Ultrawideband (UWB) chipset sales will grow at an average 400 percent compound annual growth rate between 2005 and 2008 according to analysts In-Stat/MDR, despite significant wrangling delays in the formalisation of the associated IEEE 802.15.3a standard.
UWB allows data to be wirelessly and rapidly transmitted at speeds of up to 480 Mbit/s over short distances between electronic equipment in the home or office, for example, between TVs and digital video players, or between laptop PCs and conference room projectors.
UWB proponents position it as the wireless technology that can deliver the bandwidth and service quality that many consumer electronics companies need and Wi-Fi cannot deliver – particularly for wireless streaming video transfer.
The first products based on UWB are expected to arrive in 2005. In-Stat/MDR says these will almost certainly be based on proprietary chipsets from vendors such as Freescale and General Atomics that have decided to launch products early to bridge the delay gap caused by a significant amount of political wrangling over the formalisation of the UWB IEEE standard. Initial UWB implementations will be primarily focused on point-to-point connections between devices, with point-to-multipoint following later.

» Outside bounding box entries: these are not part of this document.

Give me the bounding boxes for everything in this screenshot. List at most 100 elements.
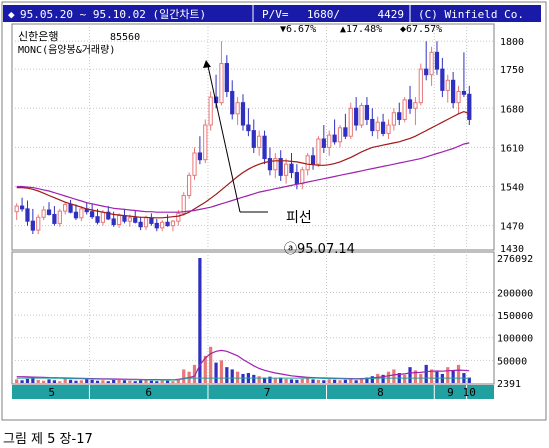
candle-up — [327, 134, 332, 148]
candle-down — [46, 209, 52, 215]
candle-up — [176, 212, 181, 222]
volume-bar — [52, 380, 57, 383]
header-copyright: (C) Winfield Co. — [418, 8, 524, 21]
volume-bar — [386, 371, 391, 383]
candle-up — [375, 121, 380, 132]
volume-bar — [435, 371, 439, 383]
volume-bar — [58, 381, 62, 383]
candle-up — [203, 124, 208, 161]
stock-name: 신한은행 — [18, 30, 58, 43]
volume-bar — [160, 380, 164, 383]
candle-up — [14, 205, 19, 213]
volume-bar — [456, 364, 461, 383]
candle-down — [138, 221, 143, 228]
volume-bar — [182, 369, 186, 383]
month-axis-bar — [12, 385, 494, 399]
candle-up — [127, 217, 132, 222]
price-axis: 1800175016801610154014701430 — [500, 37, 524, 255]
candle-down — [332, 134, 337, 143]
volume-bar — [15, 379, 19, 383]
volume-bar — [219, 360, 224, 383]
volume-bar — [359, 378, 364, 383]
candle-down — [310, 155, 316, 165]
volume-bar — [332, 379, 337, 383]
candle-down — [246, 124, 251, 132]
candle-down — [262, 135, 267, 160]
header-pv-label: P/V= — [262, 8, 289, 21]
volume-tick-label: 276092 — [497, 254, 533, 265]
volume-bar — [306, 378, 310, 383]
volume-bar — [327, 379, 331, 383]
candle-down — [154, 222, 159, 229]
volume-bar — [95, 380, 100, 383]
candle-up — [305, 155, 310, 171]
volume-tick-label: 100000 — [497, 334, 533, 345]
volume-bar — [68, 379, 73, 383]
volume-bar — [354, 380, 358, 383]
volume-bar — [284, 378, 288, 383]
volume-bar — [451, 370, 455, 383]
candle-down — [90, 211, 95, 218]
figure-caption: 그림 제 5 장-17 — [3, 432, 93, 447]
volume-bar — [47, 379, 51, 383]
candle-up — [219, 63, 224, 104]
candle-up — [79, 208, 84, 219]
volume-bar — [74, 380, 78, 383]
price-tick-label: 1610 — [500, 143, 524, 154]
volume-bar — [322, 380, 326, 383]
volume-bar — [112, 379, 116, 383]
volume-bar — [349, 379, 353, 383]
stock-price: 85560 — [110, 32, 140, 43]
price-tick-label: 1540 — [500, 183, 524, 194]
volume-bar — [139, 380, 143, 383]
candle-down — [407, 99, 413, 109]
stat-up-pct: ▲17.48% — [340, 24, 382, 35]
candle-down — [424, 68, 429, 76]
stat-diamond-pct: ◆67.57% — [400, 24, 442, 35]
volume-bar — [370, 376, 374, 383]
candle-down — [52, 213, 57, 224]
candle-down — [289, 163, 294, 174]
volume-bar — [225, 367, 229, 383]
volume-bar — [79, 380, 83, 383]
candle-up — [181, 194, 186, 214]
candle-down — [230, 90, 235, 115]
candle-down — [467, 93, 472, 120]
candle-down — [133, 217, 138, 223]
volume-bar — [230, 369, 234, 383]
volume-bar — [42, 380, 46, 383]
candle-down — [440, 68, 445, 91]
volume-tick-label: 2391 — [497, 379, 521, 390]
candle-up — [63, 203, 68, 212]
candle-up — [235, 102, 240, 115]
candle-down — [19, 205, 25, 210]
annotation-label: 피선 — [286, 210, 312, 226]
candle-up — [283, 163, 289, 176]
candle-down — [149, 217, 154, 224]
candle-down — [73, 211, 79, 219]
candle-down — [294, 172, 299, 185]
candle-up — [402, 99, 407, 120]
candle-down — [165, 221, 170, 227]
candle-up — [208, 96, 213, 126]
volume-bar — [235, 371, 240, 383]
candle-up — [100, 211, 106, 223]
candle-up — [456, 90, 461, 104]
candle-down — [370, 118, 375, 132]
candle-up — [36, 216, 41, 231]
candle-up — [160, 221, 165, 229]
candle-up — [413, 102, 418, 109]
month-label: 8 — [377, 386, 384, 399]
stock-chart-frame: ◆ 95.05.20 ~ 95.10.02 (일간차트) P/V= 1680/ … — [1, 1, 547, 421]
volume-bar — [403, 374, 407, 383]
volume-bar — [252, 374, 256, 383]
volume-bar — [122, 380, 127, 383]
price-tick-label: 1750 — [500, 65, 524, 76]
volume-tick-label: 50000 — [497, 356, 527, 367]
month-label: 5 — [48, 386, 55, 399]
volume-bar — [408, 367, 412, 383]
candle-down — [30, 220, 35, 231]
price-tick-label: 1800 — [500, 37, 524, 48]
volume-bar — [36, 379, 40, 383]
volume-bar — [424, 364, 428, 383]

The eventual adoption of UWB may, however, be accelerated by the fact that the PHY and MAC for the upcoming wireless USB specification will be based on it. Moreover, In-Stat/MDR predicts that as UWB itself rolls out, it faces no serious competing technologies, since alternatives only offer slower ways of accomplishing data transfers, with speeds that offer only 1 to 10 percent the speed of a UWB solution.